Every company gets a recommended allocation across three paths. The mix depends on constraint type.

Operator
Master AI tools for your Automate Now tasks
Become irreplaceable because you run the machines. Best when your industry hasn't adopted yet. Risk: AI capability accelerates faster than your operator moat.
Fortress
Double down on what AI can't replace
Redirect energy toward tasks where human judgment is structurally irreplaceable — relationships, physical delivery, regulatory navigation. Risk: FAVES scores rise over time.
Escalate
Wrap AI commodity outputs in higher-value human services
AI produces the draft, the forecast, the analysis. You add the judgment, the relationship, the trust. Clients pay for the judgment. The pattern: AI does the $3,000 task, you redirect 6 hours to the $15,000 engagement. Universally recommended at ~40% regardless of constraint type.
08 — Quick reference

Glossary

For when you see a term on a dashboard and need a one-line answer.

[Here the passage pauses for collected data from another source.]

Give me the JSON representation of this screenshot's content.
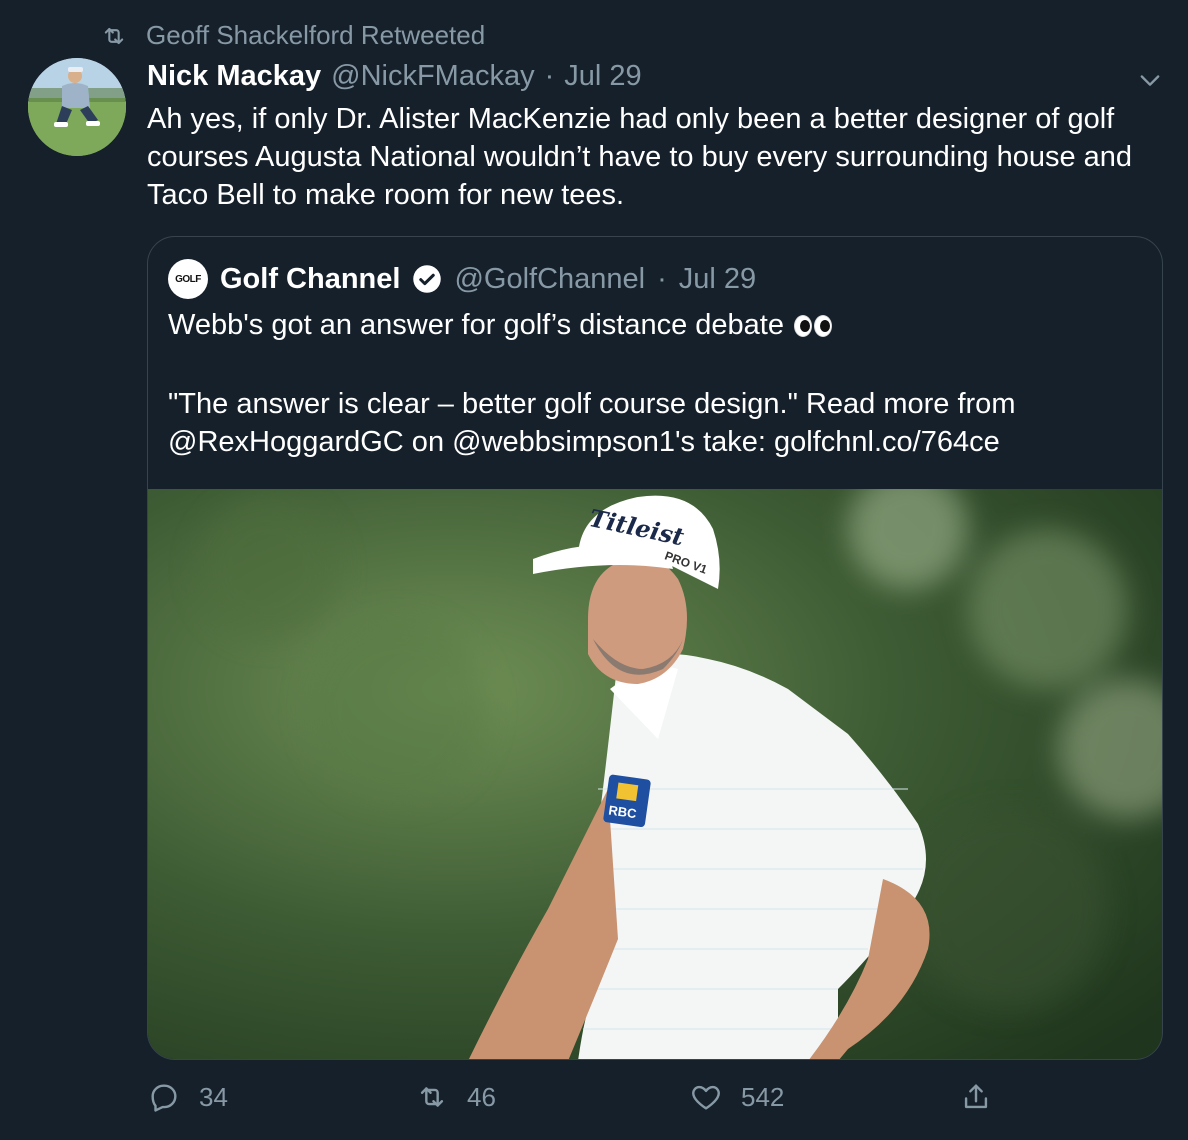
{
  "retweet_header": {
    "text": "Geoff Shackelford Retweeted"
  },
  "tweet": {
    "author_name": "Nick Mackay",
    "author_handle": "@NickFMackay",
    "separator": "·",
    "date": "Jul 29",
    "text": "Ah yes, if only Dr. Alister MacKenzie had only been a better designer of golf courses Augusta National wouldn’t have to buy every surrounding house and Taco Bell to make room for new tees."
  },
  "quoted_tweet": {
    "logo_text": "GOLF",
    "author_name": "Golf Channel",
    "author_handle": "@GolfChannel",
    "separator": "·",
    "date": "Jul 29",
    "line1": "Webb's got an answer for golf’s distance debate",
    "paragraph": "\"The answer is clear – better golf course design.\" Read more from @RexHoggardGC on @webbsimpson1's take: golfchnl.co/764ce",
    "photo": {
      "cap_logo": "Titleist",
      "cap_side": "PRO V1",
      "sleeve_logo": "RBC"
    }
  },
  "actions": {
    "reply_count": "34",
    "retweet_count": "46",
    "like_count": "542"
  },
  "colors": {
    "background": "#15202b",
    "secondary_text": "#8899a6",
    "border": "#38444d"
  }
}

Automate Now %Tasks where both business case and AI feasibility are strong. Deploy AI now.
Augment %Tasks worth automating but AI can't yet do reliably. Human-in-the-loop.
Convenience %AI could do it, but low priority. Automate when you get around to it.
Human Fortress %Not worth automating AND AI can't do it. Leave alone.
HC MultiplierHow much AI could compress the role's workload. 0.80x = 20% compression.
Deskilling IndexFraction of high-value expert tasks in Automate Now. 0 = protected. 0.5 = hollowing.
Adoption GapGap between what AI could theoretically do vs what's automatable today. Measured in percentage points.
V-Score CliffWhen consequence-of-error (V) collapses to 1, blocking automation despite high scores elsewhere.
IMPACT compositeAverage of I, M, P, A, C, T scores (1-5). The business case for automation.
FAVES compositeAverage of F, A, V, E, S scores (1-5). Whether AI can technically do it.